Na Fazenda Palmeira, considerando o inverno gaúcho, a preocupação é para que a vaca esteja pronta antes da estação mais fria. “A ideia é que ela ganhe peso, recupere-se ou mantenha o escore corporal para parir na primavera de novo.” Para permitir essa condição, utilizam o creepfeeding. “O terneiro é mais pesado ou não pela condição alimentar que ele teve no período em que estava mamando. Usamos a técnica para ter mais peso ao desmame e também para dar um descanso para a vaca.” Embora a técnica contribua para deixar a vaca mais livre para pastar, também promove – em casos extremos – quase 50 quilos a mais em um bezerro.
A média de peso ao desmame na Palmeira fica em 210 quilos para os machos e 190 quilos para as fêmeas. “Não é nada de mais, mas é um gado que está a campo. Fazemos a conta financeira. Podemos aumentar o peso ao desmame, mas isso iria aumentar nosso custo com suplementação”, justifica. “Eu poderia fazer o desmame precoce, com terneiros de 60 a 90 dias. Mas esse é um momento tênue na vida do animal, pois ele é superdependente. Tem que dar um suporte alimentar para que ele siga crescendo.”

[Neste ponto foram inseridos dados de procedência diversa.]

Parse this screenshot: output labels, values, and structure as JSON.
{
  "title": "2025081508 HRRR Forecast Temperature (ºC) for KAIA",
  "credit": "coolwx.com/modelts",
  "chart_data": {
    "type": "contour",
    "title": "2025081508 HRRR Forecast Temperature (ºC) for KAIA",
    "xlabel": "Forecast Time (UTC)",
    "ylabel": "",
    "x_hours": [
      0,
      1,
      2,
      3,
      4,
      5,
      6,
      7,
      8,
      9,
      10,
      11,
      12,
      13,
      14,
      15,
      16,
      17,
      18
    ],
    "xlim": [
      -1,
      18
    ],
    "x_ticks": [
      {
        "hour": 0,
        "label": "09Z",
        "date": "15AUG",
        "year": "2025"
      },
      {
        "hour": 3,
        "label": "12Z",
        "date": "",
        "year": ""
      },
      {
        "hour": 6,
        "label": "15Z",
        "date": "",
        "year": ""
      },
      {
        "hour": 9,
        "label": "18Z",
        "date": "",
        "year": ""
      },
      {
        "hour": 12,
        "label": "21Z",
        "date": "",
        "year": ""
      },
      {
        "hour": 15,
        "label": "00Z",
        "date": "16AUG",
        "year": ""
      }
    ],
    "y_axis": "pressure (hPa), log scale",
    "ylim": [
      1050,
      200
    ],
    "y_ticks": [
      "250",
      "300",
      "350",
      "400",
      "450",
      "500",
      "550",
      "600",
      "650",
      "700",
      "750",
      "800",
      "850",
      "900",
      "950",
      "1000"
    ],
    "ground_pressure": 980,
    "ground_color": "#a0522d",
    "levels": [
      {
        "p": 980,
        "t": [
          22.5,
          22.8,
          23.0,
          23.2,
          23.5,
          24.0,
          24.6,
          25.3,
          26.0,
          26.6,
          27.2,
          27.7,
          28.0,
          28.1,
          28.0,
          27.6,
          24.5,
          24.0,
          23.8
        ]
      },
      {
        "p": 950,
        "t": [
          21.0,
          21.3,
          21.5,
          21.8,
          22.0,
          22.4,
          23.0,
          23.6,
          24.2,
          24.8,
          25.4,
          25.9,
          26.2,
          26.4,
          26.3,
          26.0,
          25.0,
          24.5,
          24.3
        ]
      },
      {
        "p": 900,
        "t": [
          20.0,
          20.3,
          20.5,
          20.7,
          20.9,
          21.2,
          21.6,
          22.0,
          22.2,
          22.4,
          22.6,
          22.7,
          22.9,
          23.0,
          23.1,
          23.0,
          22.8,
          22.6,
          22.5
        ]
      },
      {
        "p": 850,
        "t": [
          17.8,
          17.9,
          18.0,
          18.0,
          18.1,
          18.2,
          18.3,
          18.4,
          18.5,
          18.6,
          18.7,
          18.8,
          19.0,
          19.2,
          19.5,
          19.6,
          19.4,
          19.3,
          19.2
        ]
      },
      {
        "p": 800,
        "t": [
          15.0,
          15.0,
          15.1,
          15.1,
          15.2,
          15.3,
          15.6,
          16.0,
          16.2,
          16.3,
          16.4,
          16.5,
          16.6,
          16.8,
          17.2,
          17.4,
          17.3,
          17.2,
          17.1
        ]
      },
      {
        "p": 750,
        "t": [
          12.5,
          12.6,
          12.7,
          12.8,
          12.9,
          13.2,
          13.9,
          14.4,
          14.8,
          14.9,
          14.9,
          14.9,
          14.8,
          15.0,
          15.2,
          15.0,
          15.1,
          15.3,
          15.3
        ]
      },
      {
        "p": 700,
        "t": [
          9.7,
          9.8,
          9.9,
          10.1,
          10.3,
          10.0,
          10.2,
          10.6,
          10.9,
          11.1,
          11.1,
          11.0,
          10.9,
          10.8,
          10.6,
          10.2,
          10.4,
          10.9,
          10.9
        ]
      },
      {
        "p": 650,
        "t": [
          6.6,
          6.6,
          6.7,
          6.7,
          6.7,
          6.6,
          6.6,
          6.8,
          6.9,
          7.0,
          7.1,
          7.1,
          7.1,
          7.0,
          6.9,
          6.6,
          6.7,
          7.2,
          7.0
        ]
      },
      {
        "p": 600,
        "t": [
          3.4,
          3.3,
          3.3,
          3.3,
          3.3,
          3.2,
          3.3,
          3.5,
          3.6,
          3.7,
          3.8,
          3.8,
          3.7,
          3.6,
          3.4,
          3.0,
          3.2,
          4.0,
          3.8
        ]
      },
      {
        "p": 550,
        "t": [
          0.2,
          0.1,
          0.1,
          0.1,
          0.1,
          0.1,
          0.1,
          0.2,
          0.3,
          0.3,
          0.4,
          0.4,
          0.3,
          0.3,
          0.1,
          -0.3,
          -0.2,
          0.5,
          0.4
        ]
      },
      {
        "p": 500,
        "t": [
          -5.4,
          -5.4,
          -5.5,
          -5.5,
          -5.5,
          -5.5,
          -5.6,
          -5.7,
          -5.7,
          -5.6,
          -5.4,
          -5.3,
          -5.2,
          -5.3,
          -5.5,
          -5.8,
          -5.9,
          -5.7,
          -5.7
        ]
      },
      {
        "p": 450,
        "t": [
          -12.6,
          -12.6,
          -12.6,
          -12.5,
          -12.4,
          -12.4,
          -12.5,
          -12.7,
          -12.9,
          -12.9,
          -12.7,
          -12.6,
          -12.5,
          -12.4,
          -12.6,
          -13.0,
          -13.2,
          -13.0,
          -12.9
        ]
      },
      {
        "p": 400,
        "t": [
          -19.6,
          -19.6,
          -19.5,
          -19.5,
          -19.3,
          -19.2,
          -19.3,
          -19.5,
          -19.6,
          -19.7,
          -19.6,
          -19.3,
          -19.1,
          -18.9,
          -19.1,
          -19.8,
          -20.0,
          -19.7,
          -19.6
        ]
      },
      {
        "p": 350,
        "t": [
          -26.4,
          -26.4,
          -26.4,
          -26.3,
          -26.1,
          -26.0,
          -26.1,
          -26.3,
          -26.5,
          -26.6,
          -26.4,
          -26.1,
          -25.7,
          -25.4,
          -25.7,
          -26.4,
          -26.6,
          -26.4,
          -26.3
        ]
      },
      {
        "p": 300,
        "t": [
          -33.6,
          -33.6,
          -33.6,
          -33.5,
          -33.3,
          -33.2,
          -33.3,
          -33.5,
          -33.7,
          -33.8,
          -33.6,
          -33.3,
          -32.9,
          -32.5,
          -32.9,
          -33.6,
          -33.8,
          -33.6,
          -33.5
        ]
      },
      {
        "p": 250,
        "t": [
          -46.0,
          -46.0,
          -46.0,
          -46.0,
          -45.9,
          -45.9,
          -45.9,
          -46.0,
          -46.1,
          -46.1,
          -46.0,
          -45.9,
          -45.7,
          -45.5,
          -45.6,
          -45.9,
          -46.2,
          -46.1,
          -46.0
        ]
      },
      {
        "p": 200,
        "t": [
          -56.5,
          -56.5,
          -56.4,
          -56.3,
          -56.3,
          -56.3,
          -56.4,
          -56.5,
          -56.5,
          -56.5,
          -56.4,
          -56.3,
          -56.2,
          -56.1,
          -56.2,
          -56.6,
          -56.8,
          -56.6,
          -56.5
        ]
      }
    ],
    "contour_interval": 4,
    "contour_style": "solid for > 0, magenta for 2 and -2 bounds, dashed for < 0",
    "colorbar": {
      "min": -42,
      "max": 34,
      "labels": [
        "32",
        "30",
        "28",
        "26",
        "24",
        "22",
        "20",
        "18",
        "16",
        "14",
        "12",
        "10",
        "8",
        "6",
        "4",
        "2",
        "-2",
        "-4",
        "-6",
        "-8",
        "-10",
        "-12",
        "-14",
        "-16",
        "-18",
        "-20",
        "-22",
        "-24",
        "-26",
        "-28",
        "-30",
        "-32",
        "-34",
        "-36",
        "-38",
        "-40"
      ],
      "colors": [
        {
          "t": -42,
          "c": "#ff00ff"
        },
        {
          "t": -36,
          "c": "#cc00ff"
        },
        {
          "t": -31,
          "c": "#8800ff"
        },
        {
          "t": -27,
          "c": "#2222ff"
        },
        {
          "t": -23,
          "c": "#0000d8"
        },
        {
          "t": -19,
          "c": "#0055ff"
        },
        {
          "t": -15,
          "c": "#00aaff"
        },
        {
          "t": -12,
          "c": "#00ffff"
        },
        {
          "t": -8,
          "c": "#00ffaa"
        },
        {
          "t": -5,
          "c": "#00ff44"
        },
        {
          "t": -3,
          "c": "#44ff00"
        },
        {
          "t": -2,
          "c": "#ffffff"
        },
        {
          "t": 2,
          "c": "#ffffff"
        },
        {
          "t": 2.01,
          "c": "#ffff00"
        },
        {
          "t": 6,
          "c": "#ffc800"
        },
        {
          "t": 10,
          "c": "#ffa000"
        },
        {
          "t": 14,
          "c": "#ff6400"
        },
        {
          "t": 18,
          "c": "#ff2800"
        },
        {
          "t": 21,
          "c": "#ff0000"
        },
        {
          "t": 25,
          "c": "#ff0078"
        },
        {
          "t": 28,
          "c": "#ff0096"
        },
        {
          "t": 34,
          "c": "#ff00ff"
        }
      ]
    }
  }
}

Katia avalia que o custo para suplementar no desmame precoce seria em torno de R$ 500 a R$ 600, do desmame até o peso de 200 quilos. “E a vaca pode fazer isso por mim, desde que eu não comprometa a condição corporal dela”, compara. Todo o acompanhamento para a tomada de decisão sobre a nutrição suplementar dos animais é feito por profissionais especializados. “A gente precisa cercar-se de pessoas que saibam mais, para garantir os melhores resultados, com o melhor custo. Já que a pecuária na Fazenda precisa apresentar bons números, pois concorremos internamente com a agricultura.”
ILP: caminho sem volta
A Fazenda Palmeira está localizada em região de várzea, com aptidão para o arroz e trabalha também com soja. Já que a preocupação é grande com a disponibilidade de forragem para o gado, a integração lavoura-pecuária foi o sistema encontrado para garantir pastos de qualidade.
“A ILP, para mim, veio e não tem volta. Melhora a condição do campo e do solo. A gente usufrui da área todo o tempo, com datas específicas para pecuária e lavoura. Mas a qualidade de fornecimento de comida para os animais durante o ano está muito melhor. E a produção das lavouras também está melhorando com o uso da pecuária nos intervalos”, destaca. Ela conta que, na propriedade familiar, que está na terceira geração, já utilizavam a integração mesmo que não com essa identificação. “Começou há muitos anos com meu pai. Só não tinha esse nome tão bonito. E, de lá para cá fomos ajustando”, conta.
O plantel de genética está restrito a 250 vacas, e aí trabalham com ciclo completo para a produção de reprodutores. E deixa a flexibilidade da lotação para o gado comercial – recria e engorda – de acordo com a disponibilidade de alimento. “Isso tem sido importante considerando a estiagem que enfrentamos.”